Tell me, children, what have we learned?
In 2003-04, the Broncos scored 123 but allowed 136. The team’s overall plus-minus was -31.
In 2004-05, the Broncos scored 105 goals, allowing 134, with a team plus-minus of -188.
Last year is even uglier: 97 goals for, 160 goals against, -233.
I’m no genius, but even I know these aren’t steps in the right direction.
I don’t even know how to characterize this. I don’t even know what to say.
“We’re looking to improve upon … our playoff run from last year,” said head coach Jim Culhane, “using that as a positive experience and going up and playing against a very difficult opponent at Lake Superior State. We had a good run our last 10 games, played really solid.
“We’re trying to build off of that momentum. We had a great spring and summer in improving on our athleticism and our strength.”
The Broncos did string together three consecutive wins toward the end of last season, their longest win streak of 2005-06 and only the second time all season they’d put together back-to-back wins of any kind.
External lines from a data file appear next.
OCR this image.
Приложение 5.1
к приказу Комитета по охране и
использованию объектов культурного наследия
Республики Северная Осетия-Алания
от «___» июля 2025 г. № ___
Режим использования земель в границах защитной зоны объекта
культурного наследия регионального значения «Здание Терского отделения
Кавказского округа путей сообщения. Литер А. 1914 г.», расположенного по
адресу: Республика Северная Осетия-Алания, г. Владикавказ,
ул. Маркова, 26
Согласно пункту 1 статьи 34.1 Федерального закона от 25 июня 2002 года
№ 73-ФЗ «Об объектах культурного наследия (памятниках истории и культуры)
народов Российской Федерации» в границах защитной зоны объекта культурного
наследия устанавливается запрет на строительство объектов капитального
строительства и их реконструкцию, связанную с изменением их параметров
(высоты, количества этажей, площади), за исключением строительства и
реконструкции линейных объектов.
Two of those wins were very positive, a first-round road elimination of Lake Superior State, earning the Broncos the right to play regular-season champion Miami in the old Goggin Arena’s last-ever playoff series.
And the Broncos played with suitable desperation while facing elimination in Oxford, coming from behind in the third period of the second game to take a lead before Miami’s Marty Guerin scored late in the stanza to force overtime.
And it did take 17 minutes of OT for the RedHawks to finally end Western’s season.
I don’t know if that’s enough to build on going into 2006-07, but if that’s what WMU has, that’s what WMU has.
The team will be bolstered by a $2.5 million renovation of the footprint of Lawson Arena, which Culhane called “a very rewarding experience” that indicates that “a lot of dedication and a lot of time” have been “allocated” to the hockey program.
Culhane said that the Broncos will be led by their seniors and that junior goaltender Daniel Bellissimo “continues to improve.”
Senior forward Paul Szczechura is the only returning 10-goal scorer and the team’s leading returning scorer. Senior defenseman Ryan Mahrle “will continue to log 20 to 25 minutes a game for the Broncos,” said Culhane.
Perhaps the best and most optimistic way to look at Western Michigan is this: last year, they weren’t as bad as the 2004-05 Fighting Irish, and this year the only way for them to go is up.
I don’t know what kind of hold Jim Culhane has on his job — and I never actively advocate that a coach lose his job, because I understand that coaches have families, and coaching changes often affect more than one family — but I cannot imagine that he’s not feeling serious pressure in Kalamazoo, especially after the investment in his building.
One thing is for certain: every aspect of Western Michigan’s game must improve this season for the Broncos to improve.
It’s all well and good to have experience returning, but if those returning players cannot learn from experience, the season will be very, very long for Western Michigan.